Answering the second question -- "Are the extras worth it?" -- is a bit more complicated. The Bourne Files simply re-packages the earlier Special Editions of Identity and Supremacy -- which are, nonetheless, excellent DVDs, laden with making-of material and insights into the series. Identity features commentary from Liman, as well as mini-features on everything from fight choreography to casting, as well as "alternate" opening and closing scenes. (Fascinatingly, the introduction to the scenes explains that the alternate opening and closing scenes were part of other re-shoots that happened not because of audience testing or studio notes but, rather, in the aftermath of 9-11.) Supremacy has commentary from Greengrass, plus deleted scenes and mini-features on elements ranging from the films far-flung locations to the 'go-car' system used to capture Supremacy's gut-churning car chases.

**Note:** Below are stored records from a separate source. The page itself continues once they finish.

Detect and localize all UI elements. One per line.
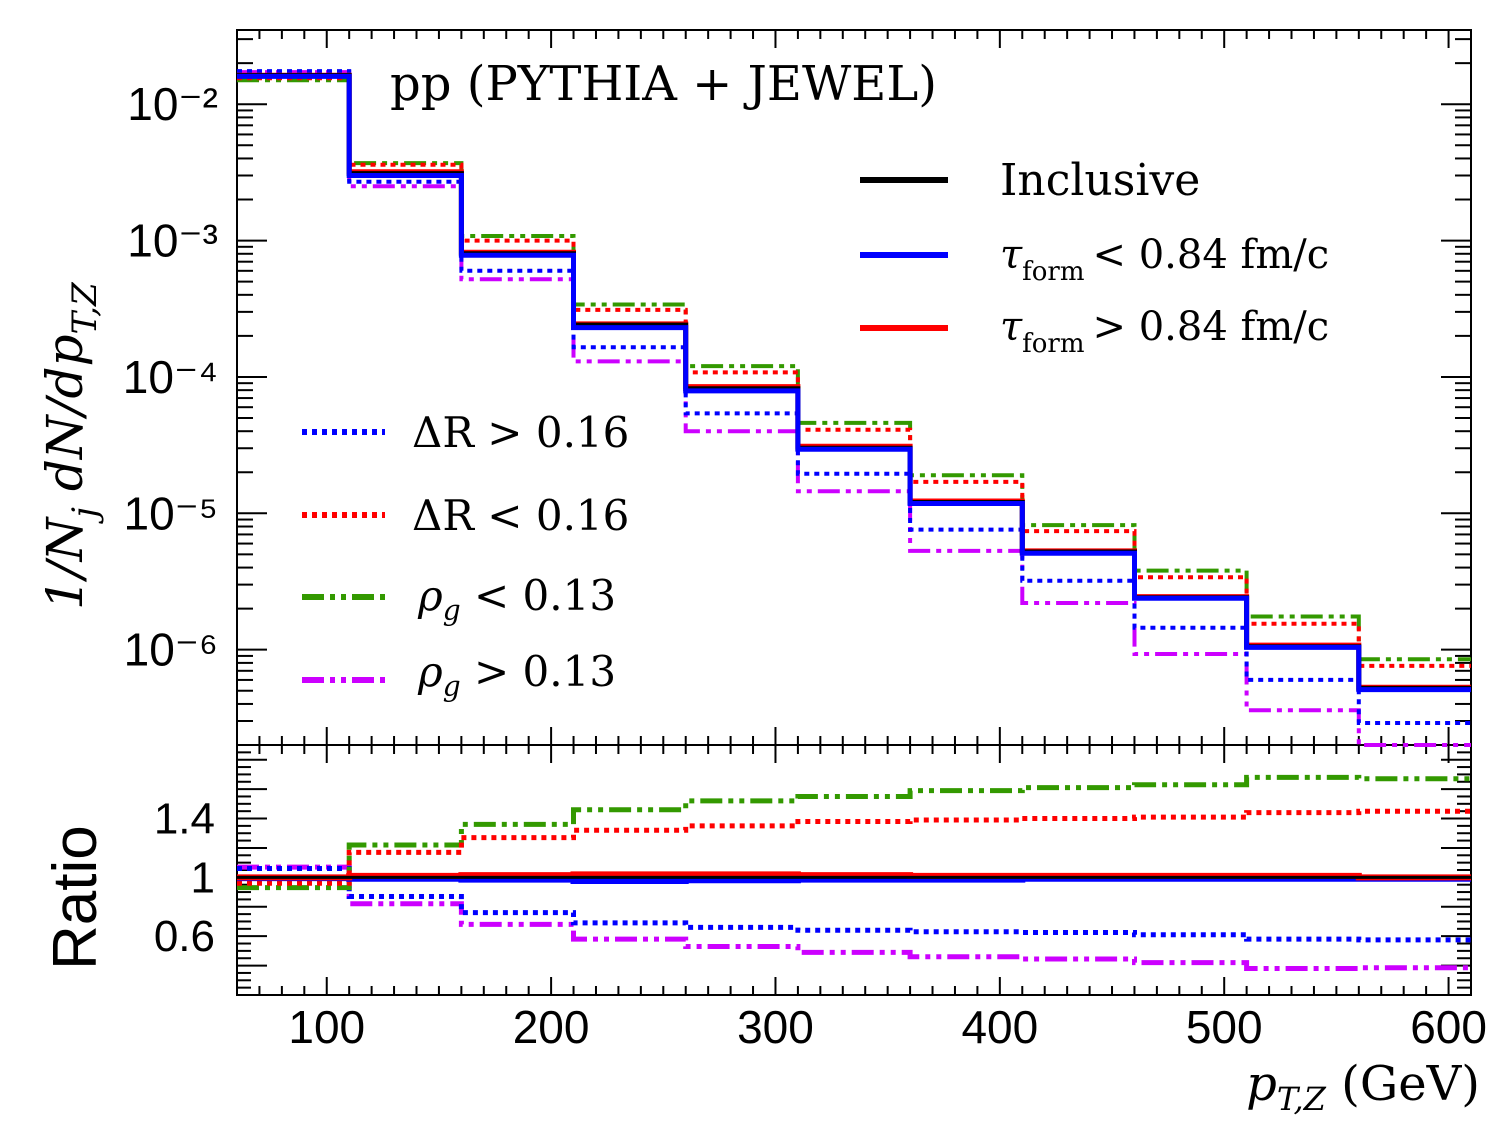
x-tick-label: 100 xyxy=(288,1001,365,1053)
y-tick-label: 10⁻² xyxy=(127,78,218,130)
x-tick-label: 300 xyxy=(737,1001,814,1053)
series-top-deltar-gt-0-16 xyxy=(237,69,1471,725)
top-panel-series xyxy=(237,69,1471,747)
ratio-tick-label: 1 xyxy=(191,853,215,902)
y-axis-title-top: 1/Nj dN/dpT,Z xyxy=(36,281,105,610)
legend-label-dr-gt: ΔR > 0.16 xyxy=(412,408,629,457)
x-tick-label: 200 xyxy=(513,1001,590,1053)
ratio-panel-series xyxy=(237,774,1471,971)
ratio-tick-label: 0.6 xyxy=(154,912,215,961)
top-panel-frame xyxy=(236,29,1472,746)
series-top-tau-form-lt-0-84-fm-c xyxy=(237,73,1471,693)
series-top-rho-g-gt-0-13 xyxy=(237,70,1471,747)
series-ratio-deltar-lt-0-16 xyxy=(237,808,1471,886)
legend-label-rho-lt: ρg < 0.13 xyxy=(417,571,616,627)
x-axis-title: pT,Z (GeV) xyxy=(1246,1056,1480,1118)
legend-label-dr-lt: ΔR < 0.16 xyxy=(412,491,629,540)
plot-title: pp (PYTHIA + JEWEL) xyxy=(390,56,937,112)
series-ratio-rho-g-gt-0-13 xyxy=(237,864,1471,971)
legend-label-tau-gt: τform > 0.84 fm/c xyxy=(1000,304,1329,359)
ratio-tick-label: 1.4 xyxy=(154,795,215,844)
legend-top-right: Inclusive τform < 0.84 fm/c τform > 0.84 f… xyxy=(860,155,1329,359)
legend-label-tau-lt: τform < 0.84 fm/c xyxy=(1000,232,1329,287)
series-ratio-rho-g-lt-0-13 xyxy=(237,774,1471,891)
series-ratio-deltar-gt-0-16 xyxy=(237,866,1471,943)
y-axis-title-ratio: Ratio xyxy=(41,825,110,970)
legend-label-inclusive: Inclusive xyxy=(1000,155,1200,206)
x-tick-label: 500 xyxy=(1186,1001,1263,1053)
x-tick-label: 400 xyxy=(961,1001,1038,1053)
axis-ticks xyxy=(236,30,1472,996)
legend-left: ΔR > 0.16 ΔR < 0.16 ρg < 0.13 ρg > 0.13 xyxy=(302,408,629,703)
y-tick-label: 10⁻⁵ xyxy=(123,487,218,539)
tick-labels: 100 200 300 400 500 600 10⁻² 10⁻³ 10⁻⁴ 10⁻⁵ 10⁻⁶ 1.… xyxy=(123,78,1487,1053)
ratio-panel-frame xyxy=(236,744,1472,996)
legend-label-rho-gt: ρg > 0.13 xyxy=(417,647,616,703)
x-tick-label: 600 xyxy=(1410,1001,1487,1053)
y-tick-label: 10⁻³ xyxy=(127,215,218,267)
y-tick-label: 10⁻⁴ xyxy=(123,351,218,403)
y-tick-label: 10⁻⁶ xyxy=(124,624,218,676)
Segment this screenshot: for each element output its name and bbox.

The third disc contains the only new material -- a sneak peek at The Bourne Ultimatum, plus three mini-features on Ludlum's work and life, that mix interviews with Ludlum associates, the crew from the Bourne series and a number of interviews with Ludlum taken from The Today Show and the NBC-Universal vaults. (Ludlum regrettably passed in 2001, having met Liman and the first film's production team but not seeing the finished product.) The fact is that at with a total running time of perhaps 35 minutes, the new material isn't quite enough to serve as a reason to purchase The Bourne Files set if you already own Identity and Supremacy; if you don't own the films already, though, this set would make a welcome addition to the DVD collection of any fan of intelligent, well-crafted action. The Bourne films manage to look real and exciting, something too few action films even try to do, never mind succeed at; that alone makes them worth owning.